Research is aimed at understanding the nature and control of intracellular protein degradation, especially during biological development. During spore development Bacillus subtilis cells undergo rates of protein degradation for which first order rate constants are as high as 0.23 h-1 and are dependent on an influx of Ca2+. We propose to study the control of the major proteinase of this organism, a Ca2+-dependent serine enzyme which undergoes a dramatic activation during sporulation. First, it is proposed to isolate and prepare antibodies against this protease, determine its sites of specificity for cleavage of casein and screen a series of inhibitors with the object of finding a highly specific one, which would be used to evaluate the protease's role in protein degradation. Second we propose to isolate and study a cytoplasmic protein inhibitor of the protease which is known to decline in activity during sporulation. In parallel a calmodulin protein, recently discovered in B. subtilis and also found to be an inhibitor of the protease, will be isolated and studies. The molecular weights, isoelectric points, amino acid compositions and amino terminal residues of these two proteins will be compared to determine if these proteins are identical. Antisera will be prepared against each and used to determine, by rocket immuno-electrophoresis or radioimmunoassay the amount and times of appearance and disappearance of the protein(s) during growth and sporulation. Antisera will also be used to see if either or both of these proteins can be coprecipitated with the protease from cell extracts prepared at different stages of sporulation. Finally a scheme is proposed to clone the calmodulin gene from B. subtilis, the first example of a calmodulin in a Gram positive procryote, onto a plasmid whose expression can be induced by chloramphenicol. The aim will be to determine the effect of elevated cellular calmodulin levels (induced by chloramphenicol) on the rates of proteolysis. One possible point of medical relevance of this study is that in muscular dystrophy recent work has suggested that the influx of Ca2+ is a possible cause of the elevated proteolytic destruction of the myofibrils.
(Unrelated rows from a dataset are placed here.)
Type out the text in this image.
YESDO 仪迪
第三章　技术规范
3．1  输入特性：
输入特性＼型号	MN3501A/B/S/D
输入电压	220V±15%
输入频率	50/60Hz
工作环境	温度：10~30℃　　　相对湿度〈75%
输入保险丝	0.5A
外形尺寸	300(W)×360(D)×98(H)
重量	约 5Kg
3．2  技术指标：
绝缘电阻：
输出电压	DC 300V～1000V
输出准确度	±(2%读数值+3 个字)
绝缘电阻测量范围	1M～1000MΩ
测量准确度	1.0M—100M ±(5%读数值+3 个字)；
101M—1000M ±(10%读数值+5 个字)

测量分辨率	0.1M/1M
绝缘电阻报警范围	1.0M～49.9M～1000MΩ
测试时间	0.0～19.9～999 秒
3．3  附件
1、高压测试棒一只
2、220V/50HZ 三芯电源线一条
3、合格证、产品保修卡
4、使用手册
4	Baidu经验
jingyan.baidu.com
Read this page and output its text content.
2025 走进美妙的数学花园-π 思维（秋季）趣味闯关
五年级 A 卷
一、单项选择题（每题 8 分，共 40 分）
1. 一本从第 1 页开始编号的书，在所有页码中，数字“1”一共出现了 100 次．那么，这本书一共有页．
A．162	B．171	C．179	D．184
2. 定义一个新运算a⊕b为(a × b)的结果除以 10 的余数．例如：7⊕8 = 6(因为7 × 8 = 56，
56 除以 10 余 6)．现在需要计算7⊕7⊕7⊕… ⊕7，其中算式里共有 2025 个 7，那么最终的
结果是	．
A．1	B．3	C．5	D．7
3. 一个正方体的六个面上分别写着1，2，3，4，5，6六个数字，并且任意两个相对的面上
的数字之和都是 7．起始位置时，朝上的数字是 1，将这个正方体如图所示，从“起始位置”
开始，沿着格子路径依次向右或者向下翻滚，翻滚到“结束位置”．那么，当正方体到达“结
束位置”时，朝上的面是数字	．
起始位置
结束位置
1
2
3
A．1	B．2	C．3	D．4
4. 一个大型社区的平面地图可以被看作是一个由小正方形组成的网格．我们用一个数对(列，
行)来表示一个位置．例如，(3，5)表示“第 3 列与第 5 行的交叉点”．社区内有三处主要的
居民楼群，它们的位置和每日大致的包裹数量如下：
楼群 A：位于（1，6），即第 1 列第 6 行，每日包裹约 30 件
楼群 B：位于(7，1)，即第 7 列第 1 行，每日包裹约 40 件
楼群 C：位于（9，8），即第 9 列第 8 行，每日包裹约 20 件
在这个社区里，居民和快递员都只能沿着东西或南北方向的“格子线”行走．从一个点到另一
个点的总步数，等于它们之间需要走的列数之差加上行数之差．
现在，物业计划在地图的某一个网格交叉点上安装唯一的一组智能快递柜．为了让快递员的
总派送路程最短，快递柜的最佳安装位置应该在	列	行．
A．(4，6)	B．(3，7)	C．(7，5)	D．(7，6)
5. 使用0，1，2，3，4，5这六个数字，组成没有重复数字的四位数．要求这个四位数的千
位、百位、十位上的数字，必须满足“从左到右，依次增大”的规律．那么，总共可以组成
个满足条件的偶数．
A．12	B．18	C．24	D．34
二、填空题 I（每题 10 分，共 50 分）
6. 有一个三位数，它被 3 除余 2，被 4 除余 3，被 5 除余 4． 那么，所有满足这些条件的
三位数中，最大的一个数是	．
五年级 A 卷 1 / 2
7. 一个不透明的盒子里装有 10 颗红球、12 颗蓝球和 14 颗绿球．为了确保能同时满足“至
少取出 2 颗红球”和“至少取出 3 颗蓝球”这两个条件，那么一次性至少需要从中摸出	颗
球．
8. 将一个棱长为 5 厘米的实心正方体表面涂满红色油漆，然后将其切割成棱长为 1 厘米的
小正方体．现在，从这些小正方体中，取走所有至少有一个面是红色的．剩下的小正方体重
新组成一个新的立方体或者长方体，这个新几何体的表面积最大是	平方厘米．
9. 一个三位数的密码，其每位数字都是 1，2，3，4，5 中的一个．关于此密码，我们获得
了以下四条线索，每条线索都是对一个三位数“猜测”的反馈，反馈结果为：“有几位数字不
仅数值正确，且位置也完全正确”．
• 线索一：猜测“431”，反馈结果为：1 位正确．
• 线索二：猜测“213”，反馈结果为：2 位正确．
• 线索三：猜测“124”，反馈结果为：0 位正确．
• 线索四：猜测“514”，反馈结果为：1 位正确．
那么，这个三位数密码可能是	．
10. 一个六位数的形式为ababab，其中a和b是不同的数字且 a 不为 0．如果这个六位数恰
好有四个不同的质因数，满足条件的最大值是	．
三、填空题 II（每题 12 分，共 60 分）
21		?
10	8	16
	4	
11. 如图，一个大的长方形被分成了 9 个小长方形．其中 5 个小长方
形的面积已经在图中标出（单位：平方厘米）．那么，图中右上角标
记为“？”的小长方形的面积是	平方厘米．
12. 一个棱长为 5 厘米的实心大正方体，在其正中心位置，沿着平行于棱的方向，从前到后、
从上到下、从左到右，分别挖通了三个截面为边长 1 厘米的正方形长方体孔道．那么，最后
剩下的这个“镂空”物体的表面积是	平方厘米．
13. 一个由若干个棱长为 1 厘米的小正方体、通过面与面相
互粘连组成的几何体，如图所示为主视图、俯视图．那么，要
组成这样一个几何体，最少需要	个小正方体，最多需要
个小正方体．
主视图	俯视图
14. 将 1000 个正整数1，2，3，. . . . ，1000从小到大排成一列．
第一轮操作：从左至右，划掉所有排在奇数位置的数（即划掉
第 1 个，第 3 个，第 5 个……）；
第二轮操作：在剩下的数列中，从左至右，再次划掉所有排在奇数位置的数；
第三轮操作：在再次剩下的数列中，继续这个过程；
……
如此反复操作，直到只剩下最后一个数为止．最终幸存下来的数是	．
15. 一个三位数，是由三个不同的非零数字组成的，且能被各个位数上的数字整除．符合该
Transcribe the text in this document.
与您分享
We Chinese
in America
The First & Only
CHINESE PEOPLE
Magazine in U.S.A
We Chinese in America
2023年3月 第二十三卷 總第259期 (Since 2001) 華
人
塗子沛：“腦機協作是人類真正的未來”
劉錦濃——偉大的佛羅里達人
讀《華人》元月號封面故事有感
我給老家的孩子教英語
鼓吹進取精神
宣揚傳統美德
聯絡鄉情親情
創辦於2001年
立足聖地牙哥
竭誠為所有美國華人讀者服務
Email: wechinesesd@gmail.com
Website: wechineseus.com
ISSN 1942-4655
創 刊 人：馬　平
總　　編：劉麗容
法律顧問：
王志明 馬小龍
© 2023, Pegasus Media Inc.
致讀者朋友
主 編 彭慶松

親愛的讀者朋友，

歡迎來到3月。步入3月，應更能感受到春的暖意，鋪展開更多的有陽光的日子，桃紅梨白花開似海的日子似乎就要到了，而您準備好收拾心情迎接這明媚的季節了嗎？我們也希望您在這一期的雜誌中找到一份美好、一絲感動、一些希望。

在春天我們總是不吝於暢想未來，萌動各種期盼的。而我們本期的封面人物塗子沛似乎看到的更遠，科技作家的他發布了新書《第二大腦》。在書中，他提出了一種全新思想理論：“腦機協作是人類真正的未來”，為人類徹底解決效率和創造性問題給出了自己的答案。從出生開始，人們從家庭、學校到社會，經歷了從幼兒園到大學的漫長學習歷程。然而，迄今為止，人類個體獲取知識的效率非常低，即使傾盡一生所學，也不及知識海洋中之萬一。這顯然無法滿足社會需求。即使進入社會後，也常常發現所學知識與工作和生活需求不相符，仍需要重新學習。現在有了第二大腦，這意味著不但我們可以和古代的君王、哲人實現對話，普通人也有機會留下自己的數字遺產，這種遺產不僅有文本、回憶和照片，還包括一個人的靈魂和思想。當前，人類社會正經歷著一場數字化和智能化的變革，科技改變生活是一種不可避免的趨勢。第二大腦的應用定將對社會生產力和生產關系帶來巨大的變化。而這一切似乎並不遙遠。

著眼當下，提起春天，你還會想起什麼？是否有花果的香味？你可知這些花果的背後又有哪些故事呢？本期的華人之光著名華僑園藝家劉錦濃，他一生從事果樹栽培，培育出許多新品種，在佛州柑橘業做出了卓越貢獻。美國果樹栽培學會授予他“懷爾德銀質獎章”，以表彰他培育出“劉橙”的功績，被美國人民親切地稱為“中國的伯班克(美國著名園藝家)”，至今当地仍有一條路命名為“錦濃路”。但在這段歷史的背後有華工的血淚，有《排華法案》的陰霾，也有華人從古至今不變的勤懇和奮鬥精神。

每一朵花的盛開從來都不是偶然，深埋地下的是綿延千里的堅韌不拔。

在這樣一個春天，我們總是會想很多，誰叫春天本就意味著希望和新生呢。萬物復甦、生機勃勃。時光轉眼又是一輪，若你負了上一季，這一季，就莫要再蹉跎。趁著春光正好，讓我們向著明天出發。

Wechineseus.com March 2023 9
研究的目的是了解细胞内的性质和控制， 蛋白质降解，特别是在生物发育过程中。 期间 孢子发育枯草芽孢杆菌细胞经历蛋白质速率 降解的一级速率常数高达0.23 h-1 并且依赖于Ca 2+的流入。 我们建议研究管制 这种生物体的主要蛋白酶，一种依赖于Ca 2+的丝氨酸酶， 在孢子形成过程中经历了戏剧性的激活。 第一，提出 为了分离和制备针对该蛋白酶的抗体，测定其 酪蛋白切割的特异性位点，并筛选一系列 抑制剂的目的是找到一个高度具体的，这将是 用于评估蛋白酶在蛋白质降解中的作用。 我们一 建议分离和研究一种细胞质蛋白抑制剂， 已知在孢子形成期间活性下降的蛋白酶。 在 与最近在B中发现的钙调蛋白平行。subtilis以及 发现是一种蛋白酶的抑制剂，将被分离和研究。 其分子量、等电点、氨基酸组成和 将比较这两种蛋白质的氨基末端残基以确定 如果这些蛋白质是相同的。 将针对每种抗体制备抗血清 并用于通过火箭免疫电泳或放射免疫测定 蛋白质出现和消失的量和时间 在生长和孢子形成期间。 还将使用抗血清来观察 或者这两种蛋白质可以与来自细胞的蛋白酶共沉淀 孢子形成不同阶段制备的提取物。 最后一个方案是 拟从B中克隆钙调素基因。subtilis，第一个例子 将革兰氏阳性原核细胞中的钙调蛋白的DNA转移到质粒上， 氯霉素可诱导表达。 目的是确定 升高的细胞钙调素水平（由 氯霉素）对蛋白水解速率的影响。 一个可能的点 这项研究的医学相关性是，在肌营养不良症最近的工作， 提示Ca 2+内流可能是导致 肌原纤维的蛋白水解破坏。